Do you think the "link page" would be then the second most important page after the home page?
It could actually be the same page. For instance, if you visit a blog like How Appealing
, which focuses upon appellate court decisions, you'll not only see a great blog about decisions in legal cases, but also a very long blog roll leading to other legal blogs.
It provides value to visitors in a couple of ways:
[list]- by being a source of the latest news, with explanations of the implications of legal decisions.
- by being a directory to other, similar resources.[list]
Chances are good that most of the blogs it lists points back to it. Visitors arrive not by going from one site, to a search engine, then to the other, but rather directly, without the search engine being an intermediary step.
But what about sites that aren't blogs? You answer part of that yourself:
How would you tell that a particular site was a good candidate to exchange links with?
As I do now: If the site is of quality and relevant to your business.
There are a number of local antique shops near me. Near the front door to all of them is a pamplet that shows where all the shops are, and a map to each. It tells what hours they are open, and if they have a particular specialty. These stores are competitors. But they are convinced that people who shop at one will shop at some of the others, and even make a day of it. I've seen online shops do the same thing. Links pages that are well annotated, and provide value to their customers can be an important part of a web site.
I've seen sites that provide services, and post links to other sites that offer related services on their acknowledgement of payment/receipt page. The links are there for a person to see when their initial task is complete, and when those other services become relevant. They are the right links at the right time.
Getting known is all about building relationships, building networks, and being seen in the right place at the right time. Stand apart. Differentiate.

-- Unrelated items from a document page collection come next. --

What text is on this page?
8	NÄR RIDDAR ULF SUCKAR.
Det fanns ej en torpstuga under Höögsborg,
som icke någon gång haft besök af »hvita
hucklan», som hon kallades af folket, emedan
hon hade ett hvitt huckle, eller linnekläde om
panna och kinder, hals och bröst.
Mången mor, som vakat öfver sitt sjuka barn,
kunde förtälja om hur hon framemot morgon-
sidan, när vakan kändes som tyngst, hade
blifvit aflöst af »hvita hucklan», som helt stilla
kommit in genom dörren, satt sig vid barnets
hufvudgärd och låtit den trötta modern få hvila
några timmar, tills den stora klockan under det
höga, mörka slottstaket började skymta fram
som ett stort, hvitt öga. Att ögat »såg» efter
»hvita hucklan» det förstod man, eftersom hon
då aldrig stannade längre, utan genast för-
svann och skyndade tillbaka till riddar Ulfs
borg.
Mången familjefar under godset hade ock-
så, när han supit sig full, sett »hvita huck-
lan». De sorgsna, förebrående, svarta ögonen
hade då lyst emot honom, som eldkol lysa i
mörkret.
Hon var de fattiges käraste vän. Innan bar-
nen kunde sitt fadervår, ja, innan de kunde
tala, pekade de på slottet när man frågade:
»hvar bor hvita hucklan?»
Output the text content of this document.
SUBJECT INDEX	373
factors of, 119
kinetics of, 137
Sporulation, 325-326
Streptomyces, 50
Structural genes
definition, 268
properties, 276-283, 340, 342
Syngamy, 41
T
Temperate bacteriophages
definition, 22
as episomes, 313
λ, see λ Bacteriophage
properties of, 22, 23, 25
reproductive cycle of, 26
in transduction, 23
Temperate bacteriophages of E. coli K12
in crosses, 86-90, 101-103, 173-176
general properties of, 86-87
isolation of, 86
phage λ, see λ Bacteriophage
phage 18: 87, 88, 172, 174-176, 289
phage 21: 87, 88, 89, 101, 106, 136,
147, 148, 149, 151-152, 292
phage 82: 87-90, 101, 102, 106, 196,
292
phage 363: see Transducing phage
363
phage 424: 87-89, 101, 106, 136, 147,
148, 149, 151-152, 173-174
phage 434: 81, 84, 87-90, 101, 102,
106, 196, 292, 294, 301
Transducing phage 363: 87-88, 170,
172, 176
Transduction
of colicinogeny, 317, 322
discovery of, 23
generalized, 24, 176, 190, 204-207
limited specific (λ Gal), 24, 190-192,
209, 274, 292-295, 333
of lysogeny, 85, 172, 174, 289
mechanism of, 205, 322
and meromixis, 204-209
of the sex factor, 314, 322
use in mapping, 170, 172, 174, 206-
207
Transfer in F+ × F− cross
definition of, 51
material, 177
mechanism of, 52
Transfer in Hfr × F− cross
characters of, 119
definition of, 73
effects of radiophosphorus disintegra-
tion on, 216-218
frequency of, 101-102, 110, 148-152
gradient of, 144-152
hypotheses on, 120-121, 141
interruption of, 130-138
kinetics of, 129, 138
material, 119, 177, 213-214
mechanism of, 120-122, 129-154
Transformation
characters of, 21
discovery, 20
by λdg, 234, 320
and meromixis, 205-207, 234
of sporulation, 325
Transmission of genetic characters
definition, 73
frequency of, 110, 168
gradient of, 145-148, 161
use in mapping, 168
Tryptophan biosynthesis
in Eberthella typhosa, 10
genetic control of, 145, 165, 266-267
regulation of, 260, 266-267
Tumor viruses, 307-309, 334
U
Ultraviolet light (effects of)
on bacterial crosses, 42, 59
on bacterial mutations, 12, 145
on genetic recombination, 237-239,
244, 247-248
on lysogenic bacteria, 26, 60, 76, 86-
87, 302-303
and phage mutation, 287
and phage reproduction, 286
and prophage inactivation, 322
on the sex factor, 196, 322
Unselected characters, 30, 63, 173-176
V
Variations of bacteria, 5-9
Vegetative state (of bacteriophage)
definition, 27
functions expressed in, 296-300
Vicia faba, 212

That's the part of a marketing plan that works, and works well. Relying solely upon a search engine is a risky proposition, but building a network of business relationships is one of the key factors of good planning. You're no longer quite at the risk of search engines, and the rise and fall of search results.
So how does someone build those relationships? Local chambers of commerce? Trade associations? Satisfied customers spreading the word? Repeated communications with people who offer complementary goods and services? Visits to trade shows and conferences? Blog comments, and forum posts?
So if the search engines disappeared without a trace, I think other mechanisms would quickly arise to meet the needs of Internauts.
I'm beginning to think that those are out there now.
I added 40 pages with RSS feeds to my bloglines
subscription last night. It brings me to about 150 total sites. I have other ones listed on Kinja
. Now, instead of popping a question into my search engine on a subject, I might start up bloglines first, and look to see what's news, and what people are writing about and linking to.
The number of email newsletters I'm subscribing to has grown from a couple to about 20. It's not a large amount, but some of them are daily. A lot of them link to interesting pages, and news stories. It's a great way to keep informed.
Sites like Slash Dot
, and many others are places to go to find the interesting and often the unusual. Forums can also be helpful in finding information.
Those are just a few models for sharing and finding information on the web. I know there are many others. If anyone is relying solely upon search engines as a way to be found, they are missing opportunities.
...Search engines will I think evolves in this direction: more "natural language" abilities, local directories
Interesting, isn't it, to think that search engines are changing and evolving, too? The search engines of four or five years ago weren't that different than they are today. But in some ways they are.
Just what does a local search in Yahoo or Google mean to the average web master? What are the implications of "natural language" searches and semantic analysis indexing, where the context of keywords on a page may just play a more important role than in the past?
What are some other strategies for getting web pages in front of the right people without relying on search engines?